Mientras caminaba hacia mi casa pensaba en él y en lo ridícula de la situación, pero no pude evitar sonreír de nuevo. Estaba segura de que yo le gustaba, si no, a qué tantos encuentros casuales, que no eran tan casuales. Y a mí también me gustaba. Nunca había sentido aquellas sensaciones nuevas y extrañas que recorrían mi cuerpo como el oleaje de un mar embravecido cuando estaba cerca de él. El problema era que yo era demasiado tímida para iniciar un acercamiento y me daba la impresión de que a él le ocurría lo mismo.

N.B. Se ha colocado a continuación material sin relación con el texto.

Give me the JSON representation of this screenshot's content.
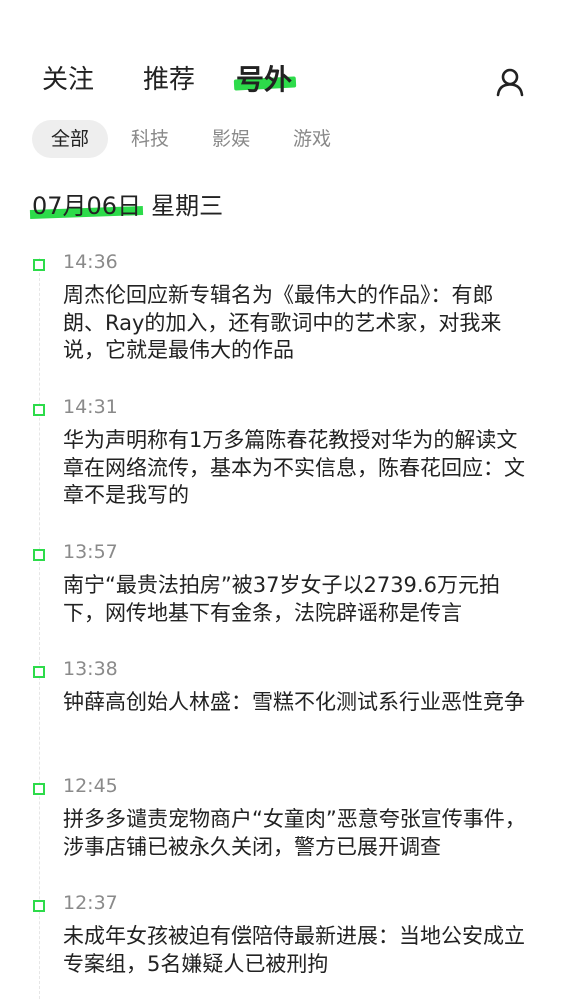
{
  "topnav": {
    "tabs": [
      {
        "label": "关注"
      },
      {
        "label": "推荐"
      },
      {
        "label": "号外",
        "active": true
      }
    ],
    "user_icon": "user-icon"
  },
  "categories": [
    {
      "label": "全部",
      "active": true
    },
    {
      "label": "科技"
    },
    {
      "label": "影娱"
    },
    {
      "label": "游戏"
    }
  ],
  "date_header": {
    "date": "07月06日",
    "weekday": "星期三"
  },
  "accent_color": "#2ddb4a",
  "news": [
    {
      "time": "14:36",
      "title": "周杰伦回应新专辑名为《最伟大的作品》：有郎朗、Ray的加入，还有歌词中的艺术家，对我来说，它就是最伟大的作品"
    },
    {
      "time": "14:31",
      "title": "华为声明称有1万多篇陈春花教授对华为的解读文章在网络流传，基本为不实信息，陈春花回应：文章不是我写的"
    },
    {
      "time": "13:57",
      "title": "南宁“最贵法拍房”被37岁女子以2739.6万元拍下，网传地基下有金条，法院辟谣称是传言"
    },
    {
      "time": "13:38",
      "title": "钟薛高创始人林盛：雪糕不化测试系行业恶性竞争"
    },
    {
      "time": "12:45",
      "title": "拼多多谴责宠物商户“女童肉”恶意夸张宣传事件，涉事店铺已被永久关闭，警方已展开调查"
    },
    {
      "time": "12:37",
      "title": "未成年女孩被迫有偿陪侍最新进展：当地公安成立专案组，5名嫌疑人已被刑拘"
    }
  ]
}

Claro que con lo que no contaba era con que aquel amigo suyo hiciera de celestino. La tarde en que de nuevo con apariencia casual, me encontré con ellos dos, me dio la impresión de que Alfredo iba a ayudarle a dar un paso más. Me invitó a un café con aire un poco descarado, al fin y al cabo, a él solo le había visto una vez, en aquella fiesta, y acepté porque estaba Manuel, si no no lo hubiera hecho. Cuando estando en la cafetería se inventó la excusa de una cita con no sé quién para largarse de allí, supe que lo que quería era dejarnos solos. Y me pareció una idea estupenda, aunque al principio, cuando Alfredo se fue y dejó de llevar la batuta de la conversación, Manuel y yo nos quedamos mirando el uno al otro con cara de bobos, sin saber qué decirnos ni qué hacer, llevando a los labios las tazas de café con demasiado frecuencia, como queriendo rellenar los silencios. Finalmente fui yo la que rompió el hielo.

-Te veo muchas veces esperando en los banco de mi facultad. ¿Tienes algún amigo que estudie allí? – me atreví a preguntarle, a sabiendas de que lo estaba poniendo en un compromiso. Si me decía la verdad tendría que declararse.

-Sí – contestó un poco azorado – tengo un amigo que estudia tercero de filología románica y a veces vengo a buscarlo para tomar un café y dar una vuelta.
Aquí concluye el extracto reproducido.